Camila Schiappacasse


Chaco lloraba y la familia Gómez se destrozaba. Ninguno de los nueve hermanos se imaginaba que iba a ser la última vez que veían a Eduardo. Lo acompañaron hasta el colectivo en una volanta, un carro hecho de madera tirado con cuatro caballos y él, como un San Martín cualquiera, se montaba en su caballo blanco, su compañero que moriría de tristeza unos meses después de su partida. Se despidió, y sería la última vez que cruzarían mirada con su hermana Norma, quien siempre se había refugiado en su protección, en su humildad, en él. 

Quizás, los humanos tengan un sexto sentido, y fue por eso que la abuela de los Gómez colgó un crucifijo cuando Eduardo partió para Malvinas y lloró un día entero sin saber el motivo de su angustia. 

Etelvina Gómez, la madre del caído, fue una de las primeras en tocar la puerta de organismos de derechos humanos y de gobierno para lograr lo que hasta la semana pasada parecía imposible: la identificación de 90 soldados que solamente “eran conocidos por Dios”. Lamentablemente, Etelvina falleció antes de poder ver la tumba de su hijo. “Ella hubiera estado feliz, se hubiera sentido aliviada”, contó Norma, su hija, quien sí pudo ir junto con su hermano Guillermo a ver los restos de Eduardo el pasado lunes. 

Las Islas están teñidas de sentimientos y de historias que callaron ese 2 de abril de 1982. Con bronca, indignación, aceptación y en silencio, Norma lo describe como “un suelo con muchas preguntas sin respuesta”. Esta vez, sin embargo, había otros sentimientos ocultos.

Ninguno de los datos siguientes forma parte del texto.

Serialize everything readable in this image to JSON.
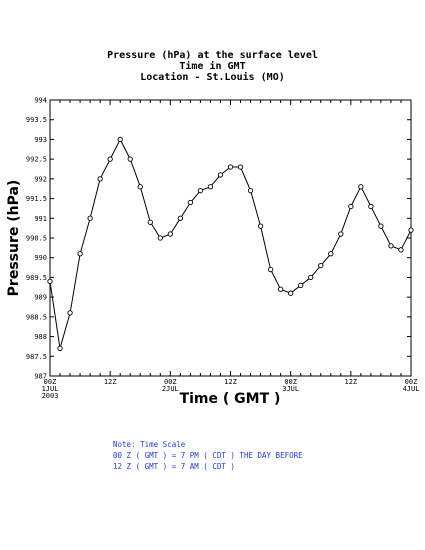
{
  "chart_data": {
    "type": "line",
    "title": [
      "Pressure (hPa) at the surface level",
      "Time in GMT",
      "Location - St.Louis (MO)"
    ],
    "xlabel": "Time ( GMT )",
    "ylabel": "Pressure (hPa)",
    "ylim": [
      987,
      994
    ],
    "yticks": [
      "987",
      "987.5",
      "988",
      "988.5",
      "989",
      "989.5",
      "990",
      "990.5",
      "991",
      "991.5",
      "992",
      "992.5",
      "993",
      "993.5",
      "994"
    ],
    "x_range_hours": [
      0,
      72
    ],
    "xticks": [
      {
        "hour": 0,
        "label": "00Z",
        "sub1": "1JUL",
        "sub2": "2003"
      },
      {
        "hour": 12,
        "label": "12Z",
        "sub1": "",
        "sub2": ""
      },
      {
        "hour": 24,
        "label": "00Z",
        "sub1": "2JUL",
        "sub2": ""
      },
      {
        "hour": 36,
        "label": "12Z",
        "sub1": "",
        "sub2": ""
      },
      {
        "hour": 48,
        "label": "00Z",
        "sub1": "3JUL",
        "sub2": ""
      },
      {
        "hour": 60,
        "label": "12Z",
        "sub1": "",
        "sub2": ""
      },
      {
        "hour": 72,
        "label": "00Z",
        "sub1": "4JUL",
        "sub2": ""
      }
    ],
    "series": [
      {
        "x": [
          0,
          2,
          4,
          6,
          8,
          10,
          12,
          14,
          16,
          18,
          20,
          22,
          24,
          26,
          28,
          30,
          32,
          34,
          36,
          38,
          40,
          42,
          44,
          46,
          48,
          50,
          52,
          54,
          56,
          58,
          60,
          62,
          64,
          66,
          68,
          70,
          72
        ],
        "values": [
          989.4,
          987.7,
          988.6,
          990.1,
          991.0,
          992.0,
          992.5,
          993.0,
          992.5,
          991.8,
          990.9,
          990.5,
          990.6,
          991.0,
          991.4,
          991.7,
          991.8,
          992.1,
          992.3,
          992.3,
          991.7,
          990.8,
          989.7,
          989.2,
          989.1,
          989.3,
          989.5,
          989.8,
          990.1,
          990.6,
          991.3,
          991.8,
          991.3,
          990.8,
          990.3,
          990.2,
          990.7
        ]
      }
    ]
  },
  "note": {
    "line1": "Note: Time Scale",
    "line2": "00 Z ( GMT ) = 7 PM ( CDT ) THE DAY BEFORE",
    "line3": "12 Z ( GMT ) = 7 AM ( CDT )"
  },
  "colors": {
    "line": "#000000",
    "note": "#1f3fd0"
  }
}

El piso de Malvinas nunca se sintió tan cálido. El sufrimiento y la incertidumbre acumulada por años empezaba a resquebrajarse a medida que los familiares se acercaban al cementerio Darwin. Así, 36 años se frenaron para Norma al verse arrodillada frente a una simple placa con el nombre de su hermano.

Los recuerdos de una infancia sin mucho pero con tanto a la vez se le vinieron a la mente como una catarata. Recuerda el calor de la espalda de Eduardo cuando la llevaba 5 kilómetros “a cococho” a la escuela en días de lluvia porque no tenían bicicletas. Lo ve sentado en la galería de quebracho de su casa rodeado de amigos, como sostén de la familia y trabajando de sol a sol. También fotografía en su mente las idas al monte con todos sus hermanos a cazar “animalitos” y a juntarle cardenales a su abuela. 

A Norma se le corta la voz y vuelve ese nudo en la garganta que tiene incorporado hace ya mucho tiempo: “No sé qué más decirte, me invade la emoción y no puedo seguir hablando. Era especial”. No pudo concentrarse en todos los familiares de los caídos y en sus reacciones, el mundo pareció frenarse entre la cruz y ella. Una mezcla de alivio y de paz la envolvió por completo hablándole en silencio a Eduardo en una charla íntima que se la debía desde el día que partió de su Chaco natal. 

Norma tiene colgada en su casa la foto de su hermano junto con una paloma de bronce como símbolo de la libertad de su hermano pese a la opresión de sus últimos días.

“Era simplemente un niño, lo despojaron del vientre de mi mamá”, dice, sin entender todavía el motivo de su partida. Hubiera querido que las mañanas en que la ayudaba a cambiarse para ir a la escuela o que las tardes en las que se sentaba con ella a hacer la tarea hubieran durado más. Hubiera querido verlo junto a ella en todos los caminos de la vida. 

Norma asegura que la partida de Eduardo “es un duelo sin fin” ya que, a diferencia de sus otros hermanos fallecidos, no pudo verlo ni siquiera en sus últimos días. Sueña todavía con el día en que “le dé sobrinos”, con sentarse a comer torta fritas con mate y algo tan simple como envejecer juntos viendo la chacra y el suelo chaqueño que los vio nacer. Con un poco más de alivio pero con la misma tristeza de siempre, una parte de su alma se rompe de nuevo al decir que Eduardo, su hermano, arrebatado en una guerra infame y sin sentido, era “su todo”.